In his diary a lieutenant colonel of a Northern regiment relates an incident which took place near Berryville, Virginia, during the Civil War. In the gather darkness, while the battle was still raging, the colonel saw three men going toward the rear and leaving the battle, two of them supporting the companion that limped between them. This was a favorite dodge of cowards to pretend that they were carrying a wounded comrade to the rear, and so escape the perils of the battlefield.

Convinced that this was another case of pretended injury and wounds, the angry colonel stopped the three men and ordered them to go back to the firing line. The man who was being helped protested that he was wounded, and badly wounded.
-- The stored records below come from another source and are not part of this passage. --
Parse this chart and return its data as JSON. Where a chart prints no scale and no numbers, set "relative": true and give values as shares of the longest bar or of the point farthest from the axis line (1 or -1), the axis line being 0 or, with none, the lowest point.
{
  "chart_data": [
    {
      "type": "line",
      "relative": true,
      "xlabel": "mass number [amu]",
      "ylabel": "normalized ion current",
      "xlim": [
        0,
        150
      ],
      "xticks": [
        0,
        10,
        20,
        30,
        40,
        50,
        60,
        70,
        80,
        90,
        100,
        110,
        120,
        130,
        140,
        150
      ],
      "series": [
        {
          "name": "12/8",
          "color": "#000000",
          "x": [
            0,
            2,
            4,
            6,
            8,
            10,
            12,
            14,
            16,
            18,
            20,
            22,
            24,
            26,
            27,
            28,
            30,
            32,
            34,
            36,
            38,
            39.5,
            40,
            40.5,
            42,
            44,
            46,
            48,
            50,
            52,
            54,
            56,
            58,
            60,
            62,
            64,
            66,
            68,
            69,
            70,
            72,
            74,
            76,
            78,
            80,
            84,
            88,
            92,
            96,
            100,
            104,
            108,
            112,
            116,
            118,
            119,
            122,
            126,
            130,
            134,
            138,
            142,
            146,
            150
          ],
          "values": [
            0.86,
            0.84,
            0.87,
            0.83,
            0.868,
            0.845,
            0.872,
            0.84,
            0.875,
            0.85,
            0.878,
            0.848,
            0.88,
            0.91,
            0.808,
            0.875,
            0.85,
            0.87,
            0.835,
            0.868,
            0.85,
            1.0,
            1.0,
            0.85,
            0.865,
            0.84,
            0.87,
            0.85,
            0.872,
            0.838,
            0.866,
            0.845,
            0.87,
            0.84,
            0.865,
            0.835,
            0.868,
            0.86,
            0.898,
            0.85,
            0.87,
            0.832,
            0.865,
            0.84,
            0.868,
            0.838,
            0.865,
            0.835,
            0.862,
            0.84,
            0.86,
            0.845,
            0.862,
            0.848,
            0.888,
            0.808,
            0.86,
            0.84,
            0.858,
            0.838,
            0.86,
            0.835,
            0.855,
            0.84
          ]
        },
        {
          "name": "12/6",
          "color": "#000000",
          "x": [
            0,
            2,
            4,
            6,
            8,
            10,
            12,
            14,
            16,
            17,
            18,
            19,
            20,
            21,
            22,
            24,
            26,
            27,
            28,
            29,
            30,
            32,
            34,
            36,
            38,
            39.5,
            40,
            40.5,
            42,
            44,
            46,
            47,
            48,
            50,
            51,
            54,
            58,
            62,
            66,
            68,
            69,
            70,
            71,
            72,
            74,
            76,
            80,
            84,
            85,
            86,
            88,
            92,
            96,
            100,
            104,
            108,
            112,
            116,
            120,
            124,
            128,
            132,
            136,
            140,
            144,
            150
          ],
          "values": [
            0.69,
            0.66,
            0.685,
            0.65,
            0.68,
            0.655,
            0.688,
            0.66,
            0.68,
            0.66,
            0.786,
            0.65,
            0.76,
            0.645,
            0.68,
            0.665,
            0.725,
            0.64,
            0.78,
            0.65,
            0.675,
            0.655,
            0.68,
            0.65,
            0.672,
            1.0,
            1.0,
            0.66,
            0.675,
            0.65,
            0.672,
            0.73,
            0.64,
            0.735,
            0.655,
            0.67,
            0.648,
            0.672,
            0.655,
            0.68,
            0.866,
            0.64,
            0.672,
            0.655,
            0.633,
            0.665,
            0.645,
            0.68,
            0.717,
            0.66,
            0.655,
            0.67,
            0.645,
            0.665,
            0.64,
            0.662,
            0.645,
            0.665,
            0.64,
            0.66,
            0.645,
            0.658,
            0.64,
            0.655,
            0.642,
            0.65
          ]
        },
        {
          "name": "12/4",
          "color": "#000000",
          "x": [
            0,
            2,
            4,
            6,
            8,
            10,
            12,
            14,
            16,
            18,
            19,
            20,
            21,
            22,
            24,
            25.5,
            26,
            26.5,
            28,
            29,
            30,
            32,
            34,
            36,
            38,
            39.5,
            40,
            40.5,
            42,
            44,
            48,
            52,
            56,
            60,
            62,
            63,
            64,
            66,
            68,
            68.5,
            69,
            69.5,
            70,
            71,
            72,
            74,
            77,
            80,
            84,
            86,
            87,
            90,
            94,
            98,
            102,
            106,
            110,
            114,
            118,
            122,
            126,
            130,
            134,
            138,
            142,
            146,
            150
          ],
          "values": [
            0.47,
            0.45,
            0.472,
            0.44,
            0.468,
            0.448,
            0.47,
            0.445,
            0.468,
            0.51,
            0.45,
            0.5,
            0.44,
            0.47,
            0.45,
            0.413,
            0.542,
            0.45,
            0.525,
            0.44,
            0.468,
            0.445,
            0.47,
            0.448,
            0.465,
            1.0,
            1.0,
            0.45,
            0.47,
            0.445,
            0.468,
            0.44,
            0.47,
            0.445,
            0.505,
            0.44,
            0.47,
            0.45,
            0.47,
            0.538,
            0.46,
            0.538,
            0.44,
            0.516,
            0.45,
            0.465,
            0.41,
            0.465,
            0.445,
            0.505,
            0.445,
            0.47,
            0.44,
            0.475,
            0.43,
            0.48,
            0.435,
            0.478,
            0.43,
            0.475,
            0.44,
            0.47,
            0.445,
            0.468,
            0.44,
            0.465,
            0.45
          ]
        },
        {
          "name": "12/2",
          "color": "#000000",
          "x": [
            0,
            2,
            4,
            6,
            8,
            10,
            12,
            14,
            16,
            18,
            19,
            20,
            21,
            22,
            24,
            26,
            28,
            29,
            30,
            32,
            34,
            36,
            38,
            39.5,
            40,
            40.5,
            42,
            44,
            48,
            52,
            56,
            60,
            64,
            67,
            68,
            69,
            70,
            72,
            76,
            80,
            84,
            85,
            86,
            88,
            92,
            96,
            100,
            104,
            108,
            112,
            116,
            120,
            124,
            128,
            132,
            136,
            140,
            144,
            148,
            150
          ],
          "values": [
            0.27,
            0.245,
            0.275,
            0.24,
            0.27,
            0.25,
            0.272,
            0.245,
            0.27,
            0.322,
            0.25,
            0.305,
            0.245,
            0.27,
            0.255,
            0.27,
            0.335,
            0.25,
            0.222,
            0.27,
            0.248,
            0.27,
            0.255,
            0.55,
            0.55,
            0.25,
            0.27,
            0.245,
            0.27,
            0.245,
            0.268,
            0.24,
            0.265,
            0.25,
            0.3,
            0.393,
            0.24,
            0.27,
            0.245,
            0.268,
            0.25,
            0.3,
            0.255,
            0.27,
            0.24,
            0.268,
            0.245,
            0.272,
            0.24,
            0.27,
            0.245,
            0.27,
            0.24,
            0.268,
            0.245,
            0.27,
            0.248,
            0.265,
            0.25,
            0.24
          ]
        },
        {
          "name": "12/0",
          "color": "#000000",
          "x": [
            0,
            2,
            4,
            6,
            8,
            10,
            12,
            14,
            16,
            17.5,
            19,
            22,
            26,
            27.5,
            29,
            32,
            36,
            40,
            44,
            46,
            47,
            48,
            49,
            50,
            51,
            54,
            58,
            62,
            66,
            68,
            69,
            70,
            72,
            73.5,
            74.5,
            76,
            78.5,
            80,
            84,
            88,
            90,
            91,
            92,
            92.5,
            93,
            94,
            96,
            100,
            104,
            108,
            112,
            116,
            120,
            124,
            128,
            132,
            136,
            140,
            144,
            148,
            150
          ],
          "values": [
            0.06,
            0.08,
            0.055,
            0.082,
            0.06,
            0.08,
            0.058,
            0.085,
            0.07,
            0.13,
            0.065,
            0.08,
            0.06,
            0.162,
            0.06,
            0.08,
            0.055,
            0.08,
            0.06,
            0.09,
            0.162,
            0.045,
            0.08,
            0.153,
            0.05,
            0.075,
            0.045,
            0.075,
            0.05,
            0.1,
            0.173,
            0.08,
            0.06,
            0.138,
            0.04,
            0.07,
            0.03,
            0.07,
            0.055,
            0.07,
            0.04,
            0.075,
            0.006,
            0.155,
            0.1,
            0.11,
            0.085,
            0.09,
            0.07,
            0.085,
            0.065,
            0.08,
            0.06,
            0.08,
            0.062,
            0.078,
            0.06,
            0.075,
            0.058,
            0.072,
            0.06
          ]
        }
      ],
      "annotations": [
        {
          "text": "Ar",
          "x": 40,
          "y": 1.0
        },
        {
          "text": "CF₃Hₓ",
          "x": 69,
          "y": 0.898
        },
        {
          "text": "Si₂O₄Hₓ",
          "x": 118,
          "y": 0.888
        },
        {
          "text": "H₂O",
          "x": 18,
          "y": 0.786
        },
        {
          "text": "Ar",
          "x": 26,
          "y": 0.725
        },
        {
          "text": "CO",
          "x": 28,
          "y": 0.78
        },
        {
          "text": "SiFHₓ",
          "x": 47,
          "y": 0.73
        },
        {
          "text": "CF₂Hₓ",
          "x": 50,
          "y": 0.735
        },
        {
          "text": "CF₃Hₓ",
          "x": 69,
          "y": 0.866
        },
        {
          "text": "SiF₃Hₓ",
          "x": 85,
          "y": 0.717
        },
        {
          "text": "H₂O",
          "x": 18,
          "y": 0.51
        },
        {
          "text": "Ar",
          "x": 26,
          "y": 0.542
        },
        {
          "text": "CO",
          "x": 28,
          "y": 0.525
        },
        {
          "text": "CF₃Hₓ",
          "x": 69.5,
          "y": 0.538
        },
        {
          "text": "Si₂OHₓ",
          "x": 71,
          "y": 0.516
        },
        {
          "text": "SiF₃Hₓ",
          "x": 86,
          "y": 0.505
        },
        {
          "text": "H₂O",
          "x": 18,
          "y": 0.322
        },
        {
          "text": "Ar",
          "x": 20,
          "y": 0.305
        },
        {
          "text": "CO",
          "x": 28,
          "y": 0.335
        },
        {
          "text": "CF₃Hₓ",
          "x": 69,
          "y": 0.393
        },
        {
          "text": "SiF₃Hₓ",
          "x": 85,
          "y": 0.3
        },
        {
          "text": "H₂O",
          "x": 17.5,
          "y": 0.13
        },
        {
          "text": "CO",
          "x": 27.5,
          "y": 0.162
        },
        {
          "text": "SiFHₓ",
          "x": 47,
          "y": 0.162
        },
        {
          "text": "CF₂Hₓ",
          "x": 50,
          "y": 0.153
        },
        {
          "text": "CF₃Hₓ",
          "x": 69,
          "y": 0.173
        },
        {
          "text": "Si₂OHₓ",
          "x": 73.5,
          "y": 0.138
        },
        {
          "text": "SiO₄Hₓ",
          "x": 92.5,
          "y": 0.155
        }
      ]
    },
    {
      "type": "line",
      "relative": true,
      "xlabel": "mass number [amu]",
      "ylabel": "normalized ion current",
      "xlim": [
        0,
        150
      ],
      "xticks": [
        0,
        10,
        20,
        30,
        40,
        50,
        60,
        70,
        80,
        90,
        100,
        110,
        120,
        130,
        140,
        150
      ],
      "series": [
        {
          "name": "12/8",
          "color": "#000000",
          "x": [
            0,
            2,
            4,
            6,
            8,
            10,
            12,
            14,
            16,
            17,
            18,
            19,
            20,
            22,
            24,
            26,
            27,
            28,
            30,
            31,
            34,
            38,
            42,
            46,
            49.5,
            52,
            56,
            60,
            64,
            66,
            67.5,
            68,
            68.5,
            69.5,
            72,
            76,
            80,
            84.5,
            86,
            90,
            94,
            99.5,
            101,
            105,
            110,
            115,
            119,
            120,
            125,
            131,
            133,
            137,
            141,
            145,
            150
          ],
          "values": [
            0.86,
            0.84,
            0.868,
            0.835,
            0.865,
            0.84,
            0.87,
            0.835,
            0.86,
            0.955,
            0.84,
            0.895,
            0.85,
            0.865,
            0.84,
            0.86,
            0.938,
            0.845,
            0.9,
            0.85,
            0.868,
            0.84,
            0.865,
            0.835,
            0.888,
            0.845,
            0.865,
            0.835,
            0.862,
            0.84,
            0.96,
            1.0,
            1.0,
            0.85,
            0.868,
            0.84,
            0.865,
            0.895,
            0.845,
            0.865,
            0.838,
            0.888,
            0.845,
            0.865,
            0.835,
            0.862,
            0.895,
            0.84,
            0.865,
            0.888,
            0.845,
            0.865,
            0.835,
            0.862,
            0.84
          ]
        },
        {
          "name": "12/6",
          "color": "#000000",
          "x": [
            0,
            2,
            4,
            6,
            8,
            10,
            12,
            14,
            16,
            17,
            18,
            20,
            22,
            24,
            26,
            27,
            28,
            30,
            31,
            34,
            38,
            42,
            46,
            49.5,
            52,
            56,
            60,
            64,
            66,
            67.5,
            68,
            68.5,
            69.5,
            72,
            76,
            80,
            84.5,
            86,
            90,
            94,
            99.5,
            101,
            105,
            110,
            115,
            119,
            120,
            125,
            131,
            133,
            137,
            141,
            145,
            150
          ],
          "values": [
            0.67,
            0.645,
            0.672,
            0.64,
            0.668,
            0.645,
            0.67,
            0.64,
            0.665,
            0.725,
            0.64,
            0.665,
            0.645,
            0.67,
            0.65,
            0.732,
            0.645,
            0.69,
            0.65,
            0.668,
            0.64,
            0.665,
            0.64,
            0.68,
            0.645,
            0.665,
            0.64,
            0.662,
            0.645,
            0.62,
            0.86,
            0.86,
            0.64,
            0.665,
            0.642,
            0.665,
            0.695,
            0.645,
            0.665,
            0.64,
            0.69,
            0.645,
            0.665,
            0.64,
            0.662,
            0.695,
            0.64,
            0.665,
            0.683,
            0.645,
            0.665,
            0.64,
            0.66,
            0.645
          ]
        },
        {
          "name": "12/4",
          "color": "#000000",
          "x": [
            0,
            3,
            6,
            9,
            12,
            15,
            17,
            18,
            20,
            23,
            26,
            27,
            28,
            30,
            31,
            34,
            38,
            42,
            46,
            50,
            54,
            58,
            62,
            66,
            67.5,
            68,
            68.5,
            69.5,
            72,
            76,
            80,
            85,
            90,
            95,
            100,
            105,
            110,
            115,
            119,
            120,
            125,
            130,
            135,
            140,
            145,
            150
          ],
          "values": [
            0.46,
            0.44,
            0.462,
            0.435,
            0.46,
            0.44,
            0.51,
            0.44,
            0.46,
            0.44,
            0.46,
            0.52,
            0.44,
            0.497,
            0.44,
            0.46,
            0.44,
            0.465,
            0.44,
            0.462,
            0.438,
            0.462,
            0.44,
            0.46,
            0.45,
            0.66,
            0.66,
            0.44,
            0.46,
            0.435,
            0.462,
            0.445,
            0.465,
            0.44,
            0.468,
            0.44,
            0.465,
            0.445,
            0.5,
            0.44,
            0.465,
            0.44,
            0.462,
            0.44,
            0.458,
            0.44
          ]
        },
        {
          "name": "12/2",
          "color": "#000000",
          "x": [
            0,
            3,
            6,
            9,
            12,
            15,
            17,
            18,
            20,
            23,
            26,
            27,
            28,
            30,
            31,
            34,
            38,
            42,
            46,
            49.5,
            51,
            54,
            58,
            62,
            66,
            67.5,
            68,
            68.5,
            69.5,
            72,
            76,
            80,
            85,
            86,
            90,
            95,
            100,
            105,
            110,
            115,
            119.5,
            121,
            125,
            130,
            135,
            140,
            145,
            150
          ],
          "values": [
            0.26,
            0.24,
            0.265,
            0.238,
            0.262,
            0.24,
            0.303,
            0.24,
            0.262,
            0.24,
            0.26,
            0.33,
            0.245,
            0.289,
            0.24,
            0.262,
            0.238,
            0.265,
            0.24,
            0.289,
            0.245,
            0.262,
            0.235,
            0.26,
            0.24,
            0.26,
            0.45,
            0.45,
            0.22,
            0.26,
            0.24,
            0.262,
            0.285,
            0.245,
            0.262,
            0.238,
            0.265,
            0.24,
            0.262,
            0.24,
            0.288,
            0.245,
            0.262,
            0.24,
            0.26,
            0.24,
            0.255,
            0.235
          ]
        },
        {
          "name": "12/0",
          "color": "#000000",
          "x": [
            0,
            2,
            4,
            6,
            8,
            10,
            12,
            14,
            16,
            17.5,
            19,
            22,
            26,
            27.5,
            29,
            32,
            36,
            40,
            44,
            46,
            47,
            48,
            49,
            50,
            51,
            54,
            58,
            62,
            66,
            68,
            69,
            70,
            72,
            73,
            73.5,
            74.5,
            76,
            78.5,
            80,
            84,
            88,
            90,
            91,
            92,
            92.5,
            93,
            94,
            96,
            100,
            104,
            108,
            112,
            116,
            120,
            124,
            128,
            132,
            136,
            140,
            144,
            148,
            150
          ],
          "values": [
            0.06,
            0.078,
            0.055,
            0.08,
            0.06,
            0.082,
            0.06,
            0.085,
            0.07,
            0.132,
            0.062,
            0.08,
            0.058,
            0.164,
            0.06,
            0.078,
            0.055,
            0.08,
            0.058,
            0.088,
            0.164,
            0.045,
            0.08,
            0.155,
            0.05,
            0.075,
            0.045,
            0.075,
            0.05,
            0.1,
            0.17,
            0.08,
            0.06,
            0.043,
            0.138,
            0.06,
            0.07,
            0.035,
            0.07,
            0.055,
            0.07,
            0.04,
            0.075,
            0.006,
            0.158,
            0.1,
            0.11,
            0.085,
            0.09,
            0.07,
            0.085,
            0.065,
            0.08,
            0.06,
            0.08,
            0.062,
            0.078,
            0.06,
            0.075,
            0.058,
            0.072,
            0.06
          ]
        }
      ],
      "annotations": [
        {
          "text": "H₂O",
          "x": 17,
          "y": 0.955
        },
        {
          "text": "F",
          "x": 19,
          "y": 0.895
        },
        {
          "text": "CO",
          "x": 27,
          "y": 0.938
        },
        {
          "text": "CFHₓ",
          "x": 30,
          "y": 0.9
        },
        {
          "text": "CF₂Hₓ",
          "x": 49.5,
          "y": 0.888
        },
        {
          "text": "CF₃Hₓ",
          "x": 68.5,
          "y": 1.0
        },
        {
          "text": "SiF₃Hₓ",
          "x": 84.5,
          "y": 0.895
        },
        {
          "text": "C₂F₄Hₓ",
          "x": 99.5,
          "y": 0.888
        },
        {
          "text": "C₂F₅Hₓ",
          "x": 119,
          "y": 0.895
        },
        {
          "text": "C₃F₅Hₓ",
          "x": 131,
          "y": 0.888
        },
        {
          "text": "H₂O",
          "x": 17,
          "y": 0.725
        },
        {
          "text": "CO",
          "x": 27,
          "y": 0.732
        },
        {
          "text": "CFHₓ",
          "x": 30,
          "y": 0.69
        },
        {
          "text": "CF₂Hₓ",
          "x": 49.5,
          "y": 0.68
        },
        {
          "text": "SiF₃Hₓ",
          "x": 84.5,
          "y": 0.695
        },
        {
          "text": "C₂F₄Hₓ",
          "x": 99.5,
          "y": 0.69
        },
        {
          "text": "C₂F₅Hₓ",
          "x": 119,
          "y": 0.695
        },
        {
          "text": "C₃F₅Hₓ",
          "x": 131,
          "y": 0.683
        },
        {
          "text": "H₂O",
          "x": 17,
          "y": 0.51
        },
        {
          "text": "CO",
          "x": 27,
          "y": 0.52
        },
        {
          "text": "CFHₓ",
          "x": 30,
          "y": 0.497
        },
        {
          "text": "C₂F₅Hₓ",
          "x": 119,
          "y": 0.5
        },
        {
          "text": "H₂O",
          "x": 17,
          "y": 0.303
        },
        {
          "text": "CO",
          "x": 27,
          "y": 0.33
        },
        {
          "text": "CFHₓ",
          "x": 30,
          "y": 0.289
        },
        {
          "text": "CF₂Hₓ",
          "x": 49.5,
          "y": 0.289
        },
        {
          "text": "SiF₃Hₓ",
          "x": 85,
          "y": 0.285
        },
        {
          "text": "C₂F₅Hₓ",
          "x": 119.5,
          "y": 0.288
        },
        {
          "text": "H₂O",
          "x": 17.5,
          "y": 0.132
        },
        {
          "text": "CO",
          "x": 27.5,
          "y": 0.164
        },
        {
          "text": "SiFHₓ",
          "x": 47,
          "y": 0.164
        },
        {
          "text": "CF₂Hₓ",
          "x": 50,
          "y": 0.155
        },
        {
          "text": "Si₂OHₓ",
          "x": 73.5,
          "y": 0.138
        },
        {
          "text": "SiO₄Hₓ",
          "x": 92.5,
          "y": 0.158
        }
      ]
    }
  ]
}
But the angry colonel said to him, “You are not wounded; are trying to sneak out of the fight in the dark. Go back to your regiment.”

The wounded soldier then said, “Give me your hand, Colonel.”

Not knowing just what he meant, the colonel put out his hand, whereupon the wounded man took it and thrust it into a hole in his shoulder while the warm blood spurted up the arm of the skeptical colonel.

Shocked and overcome, ;the colonel exclaimed, “You poor fellow! Forgive me; go back to the doctor quick.”

The man took a step forward and fell dead. He had given his life for his country; but in the moment of supreme sacrifice he had been mistaken for a coward and a deserter.